Identidade, valores, modernidade: o meu livro sobre o pensamento de Onésimo Teotónio Almeida
Por João Maurício Brás *
O livro Identidade, valores, modernidade. O pensamento de Onésimo Teotónio Almeida, (Gradiva, 2015) apresenta o pensamento ensaístico e filosófico desse autor.
Em 2010 conheci Onésimo Teotónio Almeida (OTA) num encontro organizado pelo Centro de Literaturas Culturas Lusófonas e Europeias em Lisboa. Por ignorância minha, desconhecia por completo o seu trabalho. Esse encontro aguçou a minha curiosidade e levou-me a descobrir ao longo destes anos uma obra vasta e um pensamento fundamental. Este encontro tem respondido de modo único a algumas das minhas principais interrogações.

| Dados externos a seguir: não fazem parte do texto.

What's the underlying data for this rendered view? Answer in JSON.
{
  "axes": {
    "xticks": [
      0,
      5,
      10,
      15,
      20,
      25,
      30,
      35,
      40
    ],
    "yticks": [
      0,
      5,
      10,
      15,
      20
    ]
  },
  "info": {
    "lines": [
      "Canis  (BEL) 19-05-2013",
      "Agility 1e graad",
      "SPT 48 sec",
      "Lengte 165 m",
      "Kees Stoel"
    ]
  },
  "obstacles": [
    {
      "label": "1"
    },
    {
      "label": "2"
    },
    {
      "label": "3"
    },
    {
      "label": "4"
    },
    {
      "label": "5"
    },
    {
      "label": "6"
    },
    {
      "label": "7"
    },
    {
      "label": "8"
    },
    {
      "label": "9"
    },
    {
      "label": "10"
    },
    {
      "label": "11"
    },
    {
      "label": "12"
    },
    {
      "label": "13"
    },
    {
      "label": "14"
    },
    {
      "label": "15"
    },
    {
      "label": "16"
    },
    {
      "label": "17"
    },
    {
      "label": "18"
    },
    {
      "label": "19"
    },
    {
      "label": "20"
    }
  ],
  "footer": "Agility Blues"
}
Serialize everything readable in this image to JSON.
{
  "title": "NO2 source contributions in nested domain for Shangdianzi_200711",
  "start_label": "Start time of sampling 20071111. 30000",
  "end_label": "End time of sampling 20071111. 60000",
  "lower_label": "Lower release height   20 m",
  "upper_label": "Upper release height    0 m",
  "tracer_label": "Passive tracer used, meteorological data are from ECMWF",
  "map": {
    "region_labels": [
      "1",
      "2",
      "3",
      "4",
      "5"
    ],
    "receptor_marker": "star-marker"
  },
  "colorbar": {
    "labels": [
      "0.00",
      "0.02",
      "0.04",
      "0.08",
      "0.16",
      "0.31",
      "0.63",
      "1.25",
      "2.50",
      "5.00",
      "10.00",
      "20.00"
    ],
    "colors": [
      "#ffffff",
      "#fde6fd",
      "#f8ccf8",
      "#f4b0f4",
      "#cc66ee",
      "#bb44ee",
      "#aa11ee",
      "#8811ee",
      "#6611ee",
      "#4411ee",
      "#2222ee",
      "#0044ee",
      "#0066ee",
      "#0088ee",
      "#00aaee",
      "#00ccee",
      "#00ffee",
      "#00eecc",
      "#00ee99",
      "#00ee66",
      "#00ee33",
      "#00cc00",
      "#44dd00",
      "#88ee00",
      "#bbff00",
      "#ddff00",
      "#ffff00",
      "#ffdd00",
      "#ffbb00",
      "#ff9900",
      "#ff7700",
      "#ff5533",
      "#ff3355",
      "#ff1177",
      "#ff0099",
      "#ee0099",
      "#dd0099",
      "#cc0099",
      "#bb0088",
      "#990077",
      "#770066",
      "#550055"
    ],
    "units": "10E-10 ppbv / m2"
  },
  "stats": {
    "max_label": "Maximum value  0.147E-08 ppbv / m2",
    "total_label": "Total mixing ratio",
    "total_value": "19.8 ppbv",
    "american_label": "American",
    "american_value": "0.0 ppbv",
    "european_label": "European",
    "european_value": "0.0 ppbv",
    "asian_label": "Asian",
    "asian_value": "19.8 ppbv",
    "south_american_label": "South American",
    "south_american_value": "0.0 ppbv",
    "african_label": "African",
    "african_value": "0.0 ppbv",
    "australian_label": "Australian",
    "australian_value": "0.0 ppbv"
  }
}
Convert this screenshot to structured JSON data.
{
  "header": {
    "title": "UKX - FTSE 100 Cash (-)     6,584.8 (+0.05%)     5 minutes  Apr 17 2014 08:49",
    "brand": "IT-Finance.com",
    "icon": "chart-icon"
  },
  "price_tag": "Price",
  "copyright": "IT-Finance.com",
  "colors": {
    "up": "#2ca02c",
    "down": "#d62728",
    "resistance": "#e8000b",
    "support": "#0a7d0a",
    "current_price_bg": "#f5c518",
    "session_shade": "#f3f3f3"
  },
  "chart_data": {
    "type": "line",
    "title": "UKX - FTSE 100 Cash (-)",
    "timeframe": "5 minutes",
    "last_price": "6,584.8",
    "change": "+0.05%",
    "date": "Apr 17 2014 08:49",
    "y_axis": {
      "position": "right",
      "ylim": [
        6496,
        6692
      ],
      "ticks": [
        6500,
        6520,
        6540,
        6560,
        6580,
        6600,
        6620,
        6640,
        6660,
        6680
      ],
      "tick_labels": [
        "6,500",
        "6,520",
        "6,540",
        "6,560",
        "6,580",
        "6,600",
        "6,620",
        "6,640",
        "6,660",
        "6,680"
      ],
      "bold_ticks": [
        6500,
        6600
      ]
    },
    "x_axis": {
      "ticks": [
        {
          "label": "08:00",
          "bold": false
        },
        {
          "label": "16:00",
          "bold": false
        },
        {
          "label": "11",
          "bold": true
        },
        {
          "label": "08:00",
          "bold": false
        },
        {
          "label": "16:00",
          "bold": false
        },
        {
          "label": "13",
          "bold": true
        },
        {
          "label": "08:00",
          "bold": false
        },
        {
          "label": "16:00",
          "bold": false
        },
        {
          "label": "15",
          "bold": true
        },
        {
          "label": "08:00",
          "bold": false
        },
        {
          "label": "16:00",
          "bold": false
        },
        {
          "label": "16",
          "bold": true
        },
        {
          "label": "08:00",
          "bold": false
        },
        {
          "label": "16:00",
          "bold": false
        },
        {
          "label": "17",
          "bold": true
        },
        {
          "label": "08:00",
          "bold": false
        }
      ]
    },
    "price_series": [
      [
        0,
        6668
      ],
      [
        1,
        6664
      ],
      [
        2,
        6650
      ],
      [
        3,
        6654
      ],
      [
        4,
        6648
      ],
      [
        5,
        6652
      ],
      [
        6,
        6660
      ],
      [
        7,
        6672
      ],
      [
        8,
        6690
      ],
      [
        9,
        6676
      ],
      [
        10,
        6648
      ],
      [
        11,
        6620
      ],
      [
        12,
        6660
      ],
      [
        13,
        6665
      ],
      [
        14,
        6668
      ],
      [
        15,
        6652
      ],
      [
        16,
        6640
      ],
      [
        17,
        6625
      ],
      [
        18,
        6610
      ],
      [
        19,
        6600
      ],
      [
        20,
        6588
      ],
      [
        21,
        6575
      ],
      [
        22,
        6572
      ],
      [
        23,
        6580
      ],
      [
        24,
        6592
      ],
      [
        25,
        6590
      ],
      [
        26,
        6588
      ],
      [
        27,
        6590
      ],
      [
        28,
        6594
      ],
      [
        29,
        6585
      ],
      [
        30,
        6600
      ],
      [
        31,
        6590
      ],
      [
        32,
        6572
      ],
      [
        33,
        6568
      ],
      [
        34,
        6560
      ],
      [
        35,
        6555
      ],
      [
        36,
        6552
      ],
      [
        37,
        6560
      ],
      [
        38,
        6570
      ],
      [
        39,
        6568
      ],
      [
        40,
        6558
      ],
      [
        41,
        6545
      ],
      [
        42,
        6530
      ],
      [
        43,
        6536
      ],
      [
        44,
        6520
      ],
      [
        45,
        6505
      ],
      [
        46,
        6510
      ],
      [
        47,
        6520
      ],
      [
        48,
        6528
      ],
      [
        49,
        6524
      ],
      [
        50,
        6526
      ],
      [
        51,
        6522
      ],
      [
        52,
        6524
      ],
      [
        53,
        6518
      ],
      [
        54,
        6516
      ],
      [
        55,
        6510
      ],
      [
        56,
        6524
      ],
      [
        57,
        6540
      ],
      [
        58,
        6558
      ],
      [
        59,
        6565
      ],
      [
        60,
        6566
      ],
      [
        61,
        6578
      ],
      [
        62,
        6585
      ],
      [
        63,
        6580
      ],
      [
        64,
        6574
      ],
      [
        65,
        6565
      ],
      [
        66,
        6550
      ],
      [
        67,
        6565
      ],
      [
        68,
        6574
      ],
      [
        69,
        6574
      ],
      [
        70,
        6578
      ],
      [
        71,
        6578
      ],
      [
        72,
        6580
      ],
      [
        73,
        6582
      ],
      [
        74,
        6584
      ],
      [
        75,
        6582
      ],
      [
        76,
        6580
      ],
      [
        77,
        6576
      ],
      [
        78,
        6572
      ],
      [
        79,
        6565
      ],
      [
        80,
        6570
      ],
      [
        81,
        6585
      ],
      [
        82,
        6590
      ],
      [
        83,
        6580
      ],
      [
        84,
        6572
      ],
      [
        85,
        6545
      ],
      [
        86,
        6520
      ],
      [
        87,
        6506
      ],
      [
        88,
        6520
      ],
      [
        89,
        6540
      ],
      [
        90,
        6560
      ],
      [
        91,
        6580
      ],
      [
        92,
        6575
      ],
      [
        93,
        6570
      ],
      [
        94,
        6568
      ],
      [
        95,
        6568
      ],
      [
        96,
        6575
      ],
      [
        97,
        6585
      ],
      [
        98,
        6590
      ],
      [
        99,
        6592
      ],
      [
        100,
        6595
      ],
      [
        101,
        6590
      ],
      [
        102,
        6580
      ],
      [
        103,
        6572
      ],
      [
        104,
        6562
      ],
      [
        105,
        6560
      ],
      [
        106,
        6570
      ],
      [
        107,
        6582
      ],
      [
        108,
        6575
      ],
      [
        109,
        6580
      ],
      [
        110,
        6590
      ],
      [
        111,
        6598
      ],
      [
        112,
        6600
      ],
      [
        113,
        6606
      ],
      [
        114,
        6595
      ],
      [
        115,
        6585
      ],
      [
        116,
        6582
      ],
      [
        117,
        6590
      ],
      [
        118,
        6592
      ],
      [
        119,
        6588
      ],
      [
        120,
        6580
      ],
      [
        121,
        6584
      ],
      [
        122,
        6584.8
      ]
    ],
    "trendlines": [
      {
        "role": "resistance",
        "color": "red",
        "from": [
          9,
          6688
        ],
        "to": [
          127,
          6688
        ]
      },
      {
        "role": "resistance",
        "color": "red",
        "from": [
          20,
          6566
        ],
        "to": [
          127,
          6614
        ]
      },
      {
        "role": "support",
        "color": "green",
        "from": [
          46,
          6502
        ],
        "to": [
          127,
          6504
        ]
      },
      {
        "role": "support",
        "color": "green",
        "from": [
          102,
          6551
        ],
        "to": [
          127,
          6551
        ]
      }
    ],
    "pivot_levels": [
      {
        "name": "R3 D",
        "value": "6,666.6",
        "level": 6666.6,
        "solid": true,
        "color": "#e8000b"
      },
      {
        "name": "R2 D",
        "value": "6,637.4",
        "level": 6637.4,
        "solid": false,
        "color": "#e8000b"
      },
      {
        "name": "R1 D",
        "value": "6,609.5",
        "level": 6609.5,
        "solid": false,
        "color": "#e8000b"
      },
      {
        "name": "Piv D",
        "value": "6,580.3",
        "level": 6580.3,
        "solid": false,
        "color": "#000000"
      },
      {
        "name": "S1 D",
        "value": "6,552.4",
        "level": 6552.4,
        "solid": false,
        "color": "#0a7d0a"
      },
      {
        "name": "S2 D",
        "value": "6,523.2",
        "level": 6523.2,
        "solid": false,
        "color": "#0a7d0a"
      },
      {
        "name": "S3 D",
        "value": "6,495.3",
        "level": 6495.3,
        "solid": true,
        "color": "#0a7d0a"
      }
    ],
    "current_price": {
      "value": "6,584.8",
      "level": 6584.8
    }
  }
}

Estudei filosofia, e tenho sempre presentes a boas conversas com o meu orientador de Mestrado e Doutoramento, o filósofo Fernando Gil. Eram suas preocupações reiteradas a falta de pensamento crítico em Portugal, a ausência de uma tradição filosófica consolidada, a fraca receção do que se faz “lá fora”, o fechamento de sectores da sociedade com a obrigação de produzirem e divulgarem o conhecimento, a ausência de debate público, a personalização da crítica, uma certa superficialidade na abordagem de temas cruciais para a sociedade, o desprestígio crescente da área das ciências humanas, patente inclusive até nas apostas editorias, assim como a carência de um pensamento estruturado, coerente, sistemático nas mais diversas áreas do conhecimento em Portugal. Este estado de coisas está presente numa época em que quadros de compreensão não unilaterais do mundo e dos fenómenos humanos são cada vez mais necessários.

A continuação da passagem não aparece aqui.